B型肝炎訴訟で、国が被害者切り捨ての所見

 2010年7月6日14:00から、札幌地方裁判所で、B型肝炎訴訟の和解期日が開かれました。
 私たちは、被害者認定基準と賠償額をあわせた、和解案の全体像を示せと言っていましたが、国は、被害者の認定基準しか示しませんでした。
 しかも、その基準は、多くの被害者を切り捨てる内容でした。
 母子手帳がない6割の原告について、事実上存在しない自治体の予防接種台帳などの確実な証拠を代わりに提出するよう求めてきました。これは、事実上、母子手帳を持っていない原告は、集団予防接種を打ったことがあるかどうかわからないから被害者とは認めないという切り捨てを行ったものです。
 また、母親が死亡している被害者については、2名以上の兄、姉が生存していて、完全な血液データが提出できる場合に限定しており、ほとんどの被害者を切り捨てる内容です。
 その理由として、「90%の確率で被害者だろうという人でも、10%違う可能性があったら被害者とは認めない」という内容でした。このような基準は、判決ではとうてい通らない主張であり、なりふり構わず被害者を切り捨てようという国の強い姿勢を示すものでした。

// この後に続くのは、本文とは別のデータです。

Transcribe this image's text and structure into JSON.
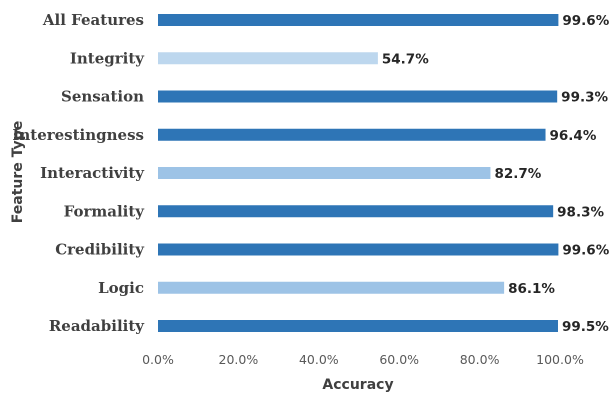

 その他、札幌地裁では、不要とされた父親のデータやジェノタイプのデータの提出を今回国は求めてきました。また、除斥期間に対する考え方や、賠償額までの国の見解を示す期限も明確にされませんでした。
 およそ、加害者として、自分の責任に向き合い、被害者に早急に謝罪して償おうという姿勢は全く見られませんでした。
以下、札幌弁護士会館5階での記者会見での関係者のコメントです。
北海道訴訟高橋朋巳代表:具体的な話が聞けなかった。国の回答が、以前のことを蒸し返すようなことに終始して進展がない。いたずらに日にちだけが過ぎている。政府でもできないようなことを要求してきている。肝炎対策基本法には、B型肝炎は国の責任と書いてあるのに、この半年間何もしていない。具体的対策が講じられない政府には腹が立つ。
清本さん:集団予防接種を証明するところで、母子手帳がない人については、代替案を出す必要はないと思う。私もB型肝炎以外は全く健康で、集団予防接種を打ったおかげだと思う。早期全面解決をする姿勢を示してほしかった。
高橋元一さん:母子手帳に変わる他のものは、母子手帳以上に厳しい、無いものを出せと言っている。保健所にないものを持ってこいと言っているのは何を考えているのか。要するに被害者は切り捨てる、おまえたちは死んでもいいと言っているように聞こえました。民主党政権になって急速に進展するかと思ったら進展しない。菅首相薬害エイズのようにがんばってくれるかと思ったが、全く進まない。裁判所は幅広く救済と言ったのに、国はこれをどうとらえているのか聞きたい。菅総理は、いかん。一つ一つ解決していくという姿勢が見られない。何とか解決しようという姿勢が見受けられない。残念です。
全国原告団谷口代表:母子手帳がない人は、確実な証拠を持ってこいということだった。60年前の証拠はない。加害者である国が探してこいと言いたい。腹立たしい気持ちでいっぱい。和解案の全体像はいつ示せるのか、いつ解決できるのか。薬害エイズの協議は頻繁なのに、この和解協議は月に1回。
 2年間の戦いで、原告は病状が苦しくなっている。ガンが再発して入院する仲間がいる。
 断じて国の態度は許せない。
東京原告団岡田代表母子手帳で、立証不可能な、国自体も無いとわかっているものを変わるものとして求めてきたことに対して、とても腹立たしい思い。和解協議は、協力して議論するものだと思うが、このような無意味な国の言い分は、通らない。協議であれば、それに代わる案を国が出してくるべき。1ヶ月単位ということも、今までと何も変わっていない。
広島原告団山本代表:救済の範囲が狭すぎる。このトンネルをでられる原告はごくわずか。
 菅総理は、薬害エイズの時には個人の責任でなく病気に陥らされた被害者を救済するために政治ががんばる必要があるとして尽力したが、B型肝炎被害者は放置している。このような政治では、「最小不幸社会」は実現できない。